Они, очевидно, прекрасно знали, кто такой Шептун, и тут же бросились выполнять приказание. Я тем временем включил приемник в машине, и в салон ворвался голос диктора:
– … В районе Гомеля. Южнее Новозыбкова идут тяжелые оборонительные бои. По утверждению очевидцев из мирного населения, покинувших зону боев, немецкие войска применяют тяжелую полевую артиллерию и ковровое бомбометание…
Голос пропал в налетевшем шорохе помех. Я поморщился – туго забинтованное и залитое каким-то быстротвердеющим пластиком плечо тупо ныло. Что они там мне понавертели, любопытно знать? Двигатель завелся.
– Теперь куда? – спросил Коля. Тревожные события последних часов сделали его куда менее многословным.
Я все хотел спросить, нашла ли Маша покойника в подвале, но решил оставить это на потом.
– Пока ждем здесь. Мне нужен Шептун.
– Шептун так Шептун, – сказал Коля, достал из кармана что-то похожее на соевый батончик и принялся, чавкая, жевать.
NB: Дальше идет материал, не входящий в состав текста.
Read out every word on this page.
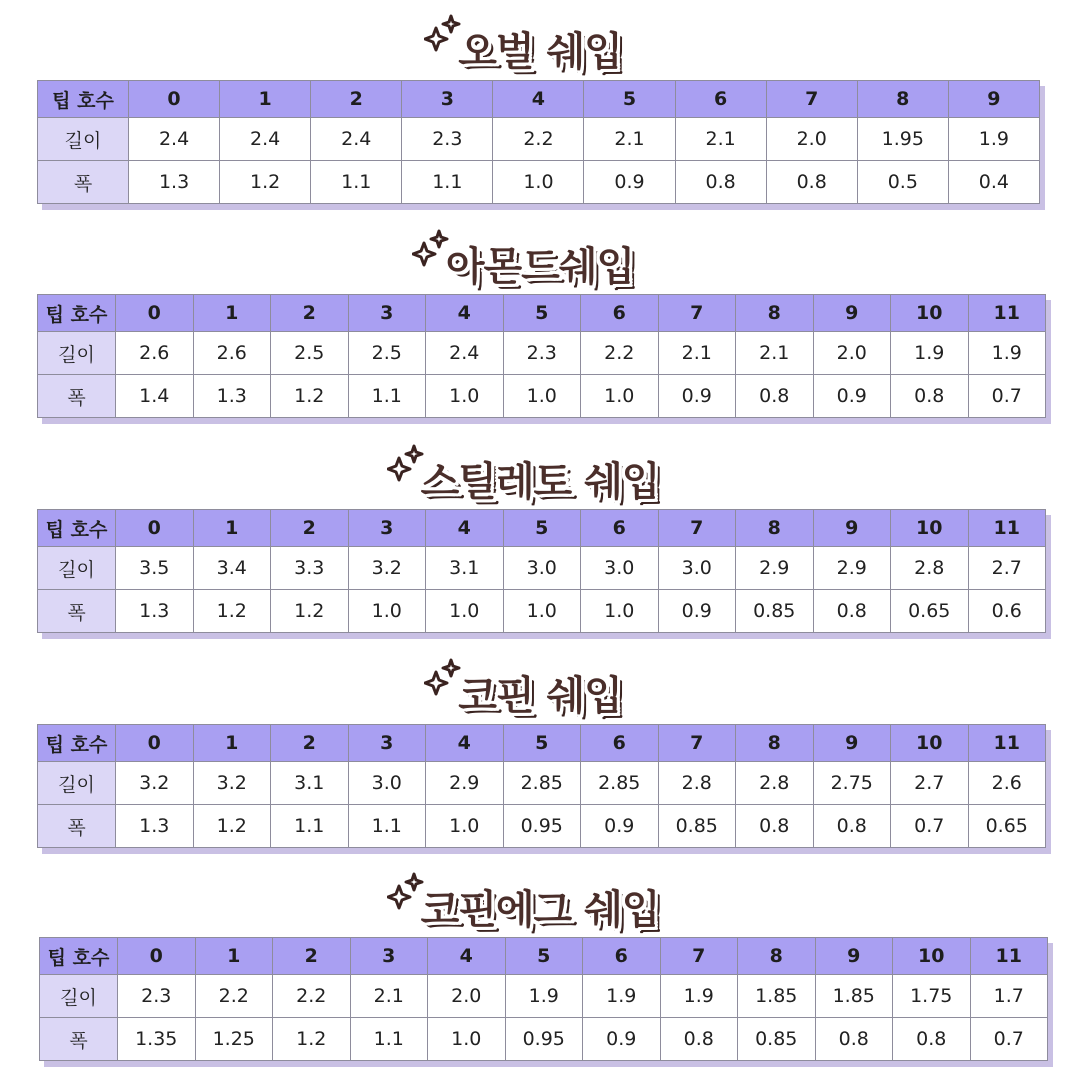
오벌 쉐입
팁 호수	0	1	2	3	4	5	6	7	8	9
길이	2.4	2.4	2.4	2.3	2.2	2.1	2.1	2.0	1.95	1.9
폭	1.3	1.2	1.1	1.1	1.0	0.9	0.8	0.8	0.5	0.4
아몬드쉐입
팁 호수	0	1	2	3	4	5	6	7	8	9	10	11
길이	2.6	2.6	2.5	2.5	2.4	2.3	2.2	2.1	2.1	2.0	1.9	1.9
폭	1.4	1.3	1.2	1.1	1.0	1.0	1.0	0.9	0.8	0.9	0.8	0.7
스틸레토 쉐입
팁 호수	0	1	2	3	4	5	6	7	8	9	10	11
길이	3.5	3.4	3.3	3.2	3.1	3.0	3.0	3.0	2.9	2.9	2.8	2.7
폭	1.3	1.2	1.2	1.0	1.0	1.0	1.0	0.9	0.85	0.8	0.65	0.6
코핀 쉐입
팁 호수	0	1	2	3	4	5	6	7	8	9	10	11
길이	3.2	3.2	3.1	3.0	2.9	2.85	2.85	2.8	2.8	2.75	2.7	2.6
폭	1.3	1.2	1.1	1.1	1.0	0.95	0.9	0.85	0.8	0.8	0.7	0.65
코핀에그 쉐입
팁 호수	0	1	2	3	4	5	6	7	8	9	10	11
길이	2.3	2.2	2.2	2.1	2.0	1.9	1.9	1.9	1.85	1.85	1.75	1.7
폭	1.35	1.25	1.2	1.1	1.0	0.95	0.9	0.8	0.85	0.8	0.8	0.7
Мартин и Вуду сидели сзади, обнявшись, что твои голубки. Хотя юмор был неуместен: Вуду явно не в порядке, ее пустые глаза меня пугали. Мартин тоже понимал это, мало того, по щекам у него катились слезы, и я сделал вид, что ничего не замечаю… Странно, но я в этой компании, если не считать Колю, выглядел наиболее спокойным. Втянулся, что ли?
В стекло с моей стороны настойчиво постучали. Я повернулся и увидел здоровяка из Службы Тьюринга. Как его, Лалич, Ладич?
– Что вам угодно? – спросил я, приоткрыв дверцу.
– Ну вы тут нашумели, – с оттенком уважения в голосе промолвил Лалич. – Слышали хоть, что в стране творится?
– В которой? – уточнил я.
– Во всех.
– Примерно… Ч-черт.
Это относилось не к Лаличу, а к Шептуну, которого только что вынесли на руках двое солдат. Они положили его на травку неподалеку от дома. Я выбрался из салона, бесцеремонно оттолкнув Лалича.
Шептун лежал навзничь, бессильно разбросав руки, и я с первого взгляда понял, что дело плохо. Солдаты топтались поодаль, пыхтя и вздыхая.
– Может, доктора позвать? – спросил один.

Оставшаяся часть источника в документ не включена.